No siempre resulta tan fácil la paráfrasis, dada la concisión verbal quevediana y las continuas referencias culturales que pueden resultar ajenas al lector de hoy. Esteban Torre nos invita a releer después el soneto. Y ciertamente sentimos que se ha iluminado sin perder nada de su magia ni de su misterio. A continuación vienen los comentarios, que nos ofrecen informaciones útiles de muy diversos tipos, subrayan la especial expresividad de algunos versos («que contra el tiempo su dureza atreve») y dejan traslucir de vez en cuando al preceptista de otros tiempos (tratando de disculpar, por ejemplo, alguna de esas asonancias que parecen obsesionarle).

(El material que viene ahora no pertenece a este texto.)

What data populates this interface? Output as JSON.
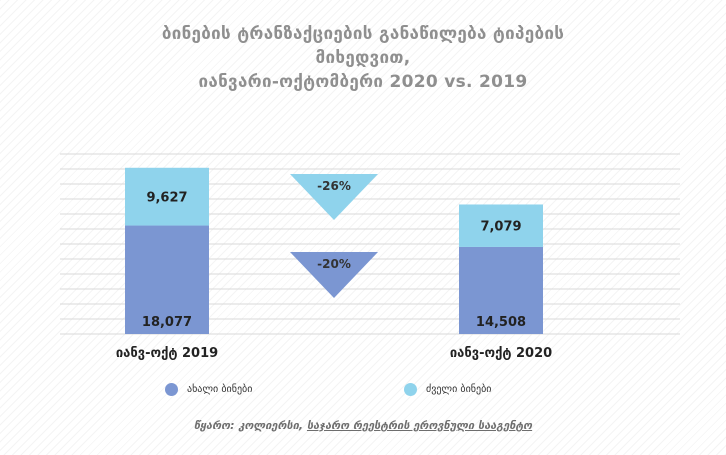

No señala Esteban Torre algunos de los evidentes ecos de Quevedo en la poesía posterior (su consideración de la muerte como «ley» y no como «pena» se encuentra en el final de uno de los más conocidos sonetos de Guillén: «Muerte a lo lejos»), pero sí enumera sus antecedentes. A ciertos lectores es posible que les sorprenda comprobar lo mucho que estos sonetos, tan personales y tan inconfundibles, deben a la tradición, y cómo algunos de los más famosos son traducciones o recreaciones de textos ajenos. Es el caso del dedicado a Roma («Buscas en Roma a Roma, ¡oh, peregrino!») que procede de un poeta francés, Joaquim du Bellay («Nouveau venu, qui cherches Rome en Rome»), quien a su vez parece que lo tomó de un poeta neolatino, Janus Vitales («Qui Roman in media quaeris novas advena Roma»). Otros poetas fueron también seducidos por esos versos, como el inglés Edmund Spenser, y el español, coetáneo de Quevedo, Luis Martín de la Plaza: «Peregrino que, en medio della, a tiento / buscas a Roma, y de la ya señora / del orbe no hallas rastro: mira y llora / de sus muros por tierra el fundamento». La comparación con unos y con otros en nada hace desmerecer los versos de Quevedo, como tampoco que uno de sus más memorables sonetos, el que define al amor, sea versión, literal en algún verso, de Camoens («es herida que duele y no se siente» escribe Quevedo; «é ferida que dói e nao se sente», Camoens).

Tras las paráfrasis, tras los comentarios de Esteban Torre, volvemos a leer los sonetos de Quevedo y son los mismos y son distintos y nos vuelven a deslumbrar como recién escritos.

A Esteban Torre, traductor ejemplar de Pessoa y de los simbolistas franceses, no tardamos en perdonarle sus ingenuidades de preceptista. Al contrario que tanta académica erudición, sus comentarios no emborronan los poemas. Todo lo contrario: les quitan oscuridad y telarañas, nos ayudan a verlos como la primera vez.